A cena é comum em centenas de prefeituras brasileiras: folhas de pagamento atrasadas, fornecedores batendo à porta e um orçamento engessado que mal cobre a manutenção básica do prédio da administração. Em Mato Grosso do Sul, onde a disparidade entre municípios do agronegócio pujante e cidades com baixa arrecadação própria é latente, a diferença entre o colapso e o desenvolvimento não está apenas no “cortar gastos”, mas na capacidade técnica de buscar dinheiro onde ele está.
E o dinheiro existe. O desafio? Ele não cai na conta por osmose; ele exige projeto, técnica e monitoramento.
A Engrenagem Esquecida: O Setor de Convênios
Para uma prefeitura que mal consegue pagar salários, investir em uma equipe de Captação de Recursos e Projetos pode parecer um contra-senso financeiro à primeira vista. No entanto, é exatamente o oposto: trata-se do único setor capaz de gerar receita “extra” para investimentos que a arrecadação de IPTU e ISS jamais cobriria.
Sem um setor dedicado, o município perde prazos cruciais no Transferegov (Plataforma +Brasil) e deixa de acessar emendas parlamentares e fundos setoriais por falta de certidões ou projetos básicos mal elaborados.
O Mapa das Oportunidades: Do Estadual ao Federal
A captação de recursos atua em múltiplas frentes, transformando intenções políticas em asfalto, remédios e eventos:
- Saúde: Recursos do Fundo Nacional de Saúde (FNS) para compra de ambulâncias, equipamentos para UBS e custeio de procedimentos que aliviam o caixa municipal.
- Infraestrutura: Convênios com a Sudeco (Superintendência do Desenvolvimento do Centro-Oeste) e o Ministério das Cidades para drenagem e pavimentação — obras caras que uma prefeitura em crise nunca faria com recursos próprios.
- Turismo e Cultura: Em Mato Grosso do Sul, o acesso a editais da Fundação de Cultura e da Fundtur é fundamental para movimentar a economia local através de eventos que geram emprego e renda.
- Educação: Captação junto ao FNDE para reformas de escolas e aquisição de ônibus escolares.
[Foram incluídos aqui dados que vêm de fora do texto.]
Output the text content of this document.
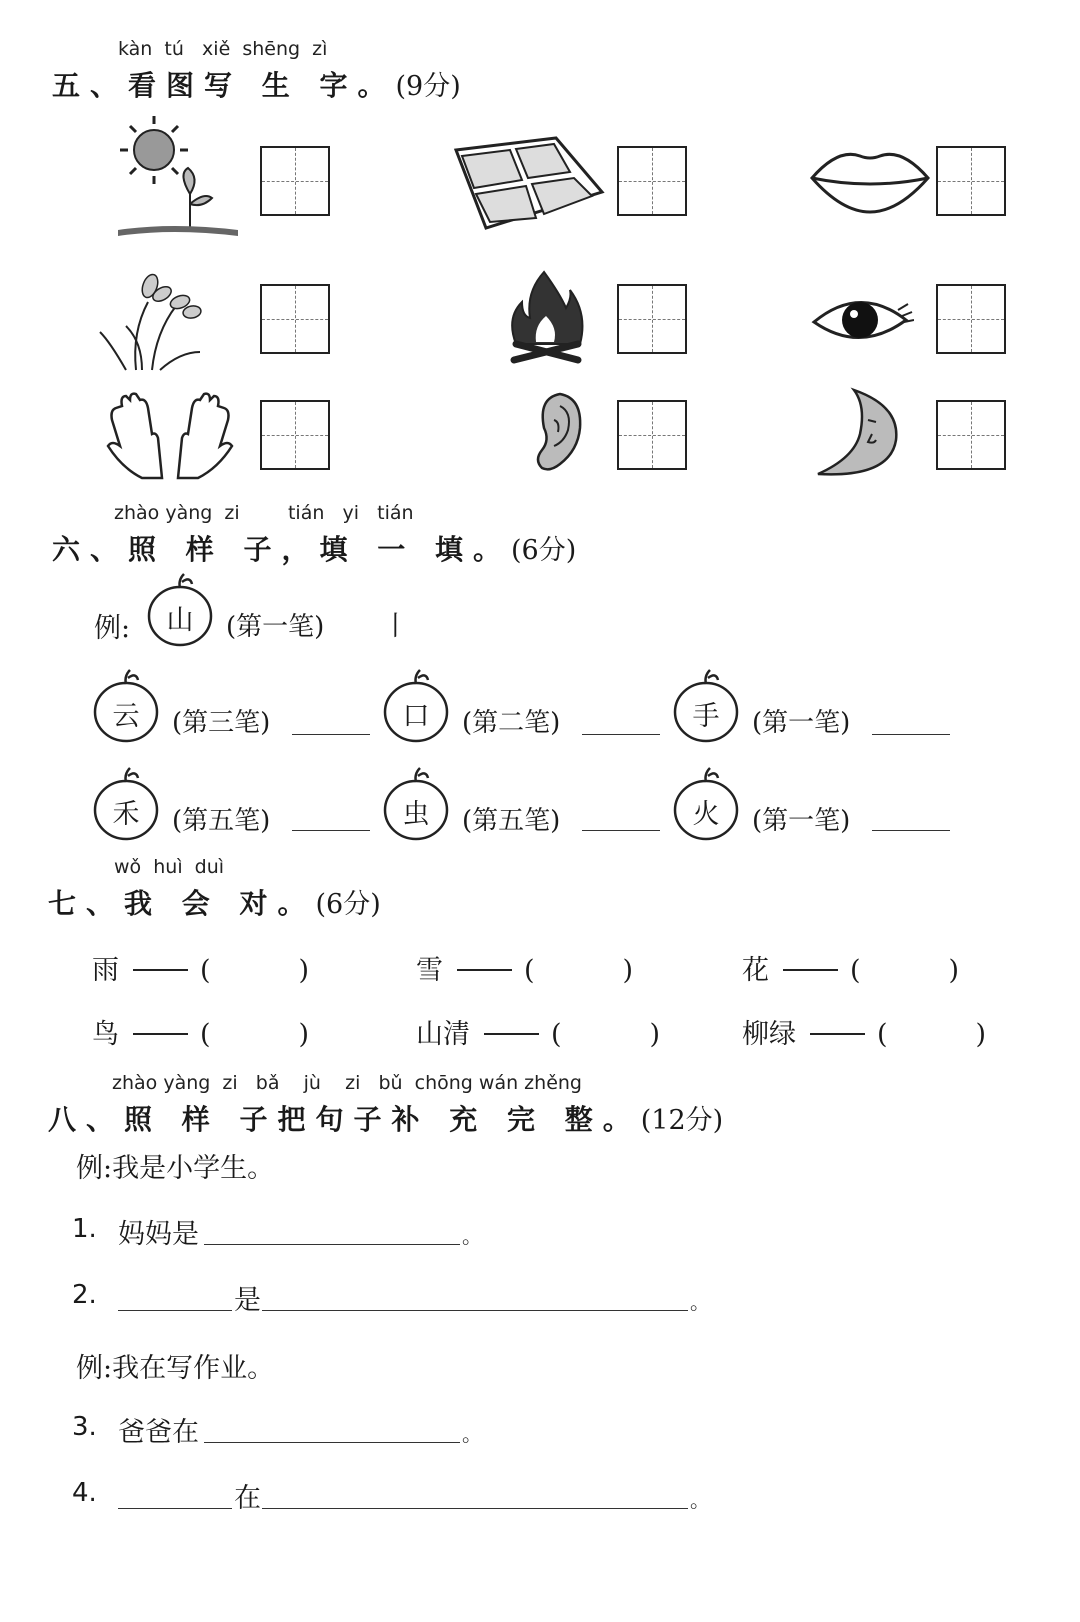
kàn  tú   xiě  shēng  zì
五、看图写 生 字。(9分)
zhào yàng  zi        tián   yi   tián
六、照 样 子，填 一 填。(6分)
例:	山	(第一笔) 丨
云	(第三笔)	口	(第二笔)	手	(第一笔)
禾	(第五笔)	虫	(第五笔)	火	(第一笔)
wǒ  huì  duì
七、我 会 对。(6分)
雨	(	)	雪	(	)	花	(	)
鸟	(	)	山清	(	)	柳绿	(	)
zhào yàng  zi   bǎ    jù    zi   bǔ  chōng wán zhěng
八、照 样 子把句子补 充 完 整。(12分)
例:我是小学生。
1. 妈妈是	。
2.	是	。
例:我在写作业。
3. 爸爸在	。
4.	在	。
Por que a “Técnica” vence a “Política”?
Antigamente, acreditava-se que bastava um prefeito “com trânsito em Brasília”. Hoje, o sistema é digital e rigoroso. Um erro de preenchimento no Plano de Trabalho ou a perda de uma vírgula na prestação de contas pode resultar no bloqueio de repasses por anos.
“Uma prefeitura sem um setor de projetos é como um barco sem remos em alto mar: ela apenas flutua conforme a correnteza da crise, sem poder escolher o seu destino”, afirma um especialista em gestão pública.
O Ciclo da Recuperação
Ao estruturar um setor de captação, a prefeitura inicia um ciclo virtuoso:
- Alívio do Tesouro: Obras que seriam pagas com recurso próprio passam a ser financiadas por entes externos.
- Geração de Empregos: Obras de infraestrutura contratam mão de obra local.
- Aumento de Arrecadação: O crescimento da cidade melhora a base de cálculo de impostos futuros.
Conclusão
Em tempos de vacas magras, a inteligência técnica é o melhor investimento. Para as prefeituras sul-mato-grossenses que buscam sair do “vermelho”, a pergunta não é se elas podem pagar por um setor de captação, mas sim quanto elas estão perdendo por não terem um.